Наутро они продолжили путь.
— Ночь уж больно холодной случилась! Чего мы не доехали до ближайшей гостиницы? — высказался Зендей.
— Не ной. В армии такое не приветствуется, — в своей манере ответил Отсенберд. — Кони уж вчера устали двадцать с лишним миль к ряду скакать без передышек, учитывая, что и до этого отдыха у них не было.
— Право, Фирдес, ты не перестаёшь удивлять меня своей грубостью… — заступился тоже привычным образом Нильфад.
— К чему вообще требуется заниматься нам подобным? Зачем Составу эта информация? — поинтересовался Адияль, всё зевая. Выглядел он тускло. Синяки под глазами, тощий вид, мутные глаза — всё свидетельство большого стресса, бессонницы, отсутствия аппетита.
Некоторое молчание. Это смутило Адияля. Ему всё более и более казалось, что его слова не имеют никакого веса в этом обществе, что его не слушают, не воспринимают.
— Видишь ли, парень… Когда в высшем свете кто-то не понравился, случается так, что его направляют на бессмысленные задания, дабы те не лезли не в свое дело. И вот уж вышло, что таковыми личностями стали мы, — растолковал Дориан.
Через продолжительное безмолвие заговорил Отсенберд:
— Кстати, знали вы вообще о том, что стало с нашим другом дорогим, — эти слова были произнесены с явной иронией, — Фердинандом Рушером?
— Это… который? — спросил Зендей.
— Не тот ли, который хотел от нас, чтоб мы глаза закрыли на наглое вранье о численности батальона? Тот рыжий мужик со шрамом на щеке и забавными усами? Предложил нам по дряхлому коню еще? — предположил Дориан.
— Именно!
— Так что с ним?
— Его взяли под стражу благодаря нашему докладу! — ответил наконец Фирдес.
— А ведь забавный был он… Мне нравилось, как он пытался раболепствовать пред нами, словно не изгнанники пришли, а господа уважаемые! А как он нам про жизнь свою печально рассказывал! Даже жалко немного, — прокомментировал Зендей.
— Да… Жаль, если закрыть взор на то, что в батальоне его числились давно умершие люди, некоторые из которых даже не служили, — выдал свое мнение Вэйрад. — И всё для того, чтобы лишние обмундирование, выдаваемое на заявленное число солдат, перепродавать, наживая себе кармашек покрупнее.
Адияль чувствовал в этот момент себя отстранённо. Будто он случайно встретил по пути этих людей. Его никто не замечал, он это видел.

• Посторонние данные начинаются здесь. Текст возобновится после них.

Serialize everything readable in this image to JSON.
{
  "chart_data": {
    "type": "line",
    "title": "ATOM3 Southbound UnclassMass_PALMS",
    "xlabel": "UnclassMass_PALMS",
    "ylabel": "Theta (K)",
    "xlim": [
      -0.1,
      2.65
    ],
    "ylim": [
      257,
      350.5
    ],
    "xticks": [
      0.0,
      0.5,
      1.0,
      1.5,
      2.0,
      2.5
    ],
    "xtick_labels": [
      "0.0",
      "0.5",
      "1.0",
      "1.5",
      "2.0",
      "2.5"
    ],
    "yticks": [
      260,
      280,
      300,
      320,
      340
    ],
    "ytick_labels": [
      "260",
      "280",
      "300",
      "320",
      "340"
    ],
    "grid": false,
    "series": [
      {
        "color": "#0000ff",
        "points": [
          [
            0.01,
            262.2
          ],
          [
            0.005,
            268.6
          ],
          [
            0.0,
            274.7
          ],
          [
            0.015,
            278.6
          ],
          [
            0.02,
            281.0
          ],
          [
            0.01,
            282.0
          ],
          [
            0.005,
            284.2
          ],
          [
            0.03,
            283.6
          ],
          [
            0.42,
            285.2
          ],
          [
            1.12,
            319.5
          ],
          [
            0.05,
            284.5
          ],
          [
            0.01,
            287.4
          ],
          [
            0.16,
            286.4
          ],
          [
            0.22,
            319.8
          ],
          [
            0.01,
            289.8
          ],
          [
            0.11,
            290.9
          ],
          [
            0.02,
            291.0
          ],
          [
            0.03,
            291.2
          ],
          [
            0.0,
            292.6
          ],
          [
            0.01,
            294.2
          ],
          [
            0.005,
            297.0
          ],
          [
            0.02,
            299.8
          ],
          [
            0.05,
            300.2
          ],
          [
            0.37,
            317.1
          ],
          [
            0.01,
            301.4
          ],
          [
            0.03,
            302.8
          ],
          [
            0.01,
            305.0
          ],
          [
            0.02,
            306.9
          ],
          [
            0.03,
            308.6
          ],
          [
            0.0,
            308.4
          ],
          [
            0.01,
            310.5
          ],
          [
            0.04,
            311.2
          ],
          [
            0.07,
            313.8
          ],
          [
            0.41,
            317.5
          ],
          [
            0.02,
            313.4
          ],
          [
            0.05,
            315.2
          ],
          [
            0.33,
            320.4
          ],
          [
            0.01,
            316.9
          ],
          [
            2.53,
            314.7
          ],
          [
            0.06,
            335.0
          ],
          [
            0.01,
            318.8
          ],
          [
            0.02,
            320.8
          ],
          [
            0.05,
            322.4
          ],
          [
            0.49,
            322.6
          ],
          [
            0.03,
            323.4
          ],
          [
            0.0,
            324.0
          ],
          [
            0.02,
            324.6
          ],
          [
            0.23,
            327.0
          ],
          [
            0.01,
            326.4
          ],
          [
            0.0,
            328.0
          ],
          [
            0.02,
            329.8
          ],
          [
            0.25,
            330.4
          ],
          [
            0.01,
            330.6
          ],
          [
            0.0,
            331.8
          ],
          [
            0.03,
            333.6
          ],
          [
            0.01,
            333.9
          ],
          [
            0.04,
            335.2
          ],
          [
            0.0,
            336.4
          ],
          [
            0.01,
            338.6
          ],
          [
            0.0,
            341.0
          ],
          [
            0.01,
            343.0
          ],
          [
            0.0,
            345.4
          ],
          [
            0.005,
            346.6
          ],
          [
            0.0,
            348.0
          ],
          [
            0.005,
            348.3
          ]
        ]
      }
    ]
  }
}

Проехав приличное расстояние, компания остановилась в небольшом городке близ столицы, где они решили переночевать.
Наутро они продолжили следовать цели. Следующий лагерь они посетят уже через несколько миль.
Адияль всю поездку размышлял. Его товарищи все беседовали о своем, изредка задавая ему бессмысленные вопросы. Однако юноше не было никакого дела до их вопросов. Он уже давно уяснил для себя, что едва ли он чем-то их сможет заинтересовать в беседе. Нет, он был от них сейчас слишком далек. Его мысли, за последние несколько месяцев превратившиеся в мрачную обитель, сейчас вовсе не следовали вместе с остальными.
— Прибыли наконец! — обрадовался Нильфад, заметив вдали ту самую деревеньку, возле которой и был расположен лагерь частного батальона Ригера Стоуна, одного из генералов армии Невервилля.
Остальные тоже разделили его радостные эмоции.
— Черти вы проклятые! Дети Дьявола! Оставьте же нас в покое уже! У нас нет ничего! Урожай закончился, дети голодают, мужи истощены! Имейте хоть капельку достоинства и чести… Дайте пережить нам зиму…
Вопль донёсся из уст пожилой женщины в грязном изорванном платье. Она выглядела худо: до неимоверности тощее лицо, костлявое тело, уставшие глаза, которые уж стали слезиться, кожа мертвенного цвета.
— Старушка, что стряслось? — спросил Вэйрад, задумчивым взглядом уставившись на женщину.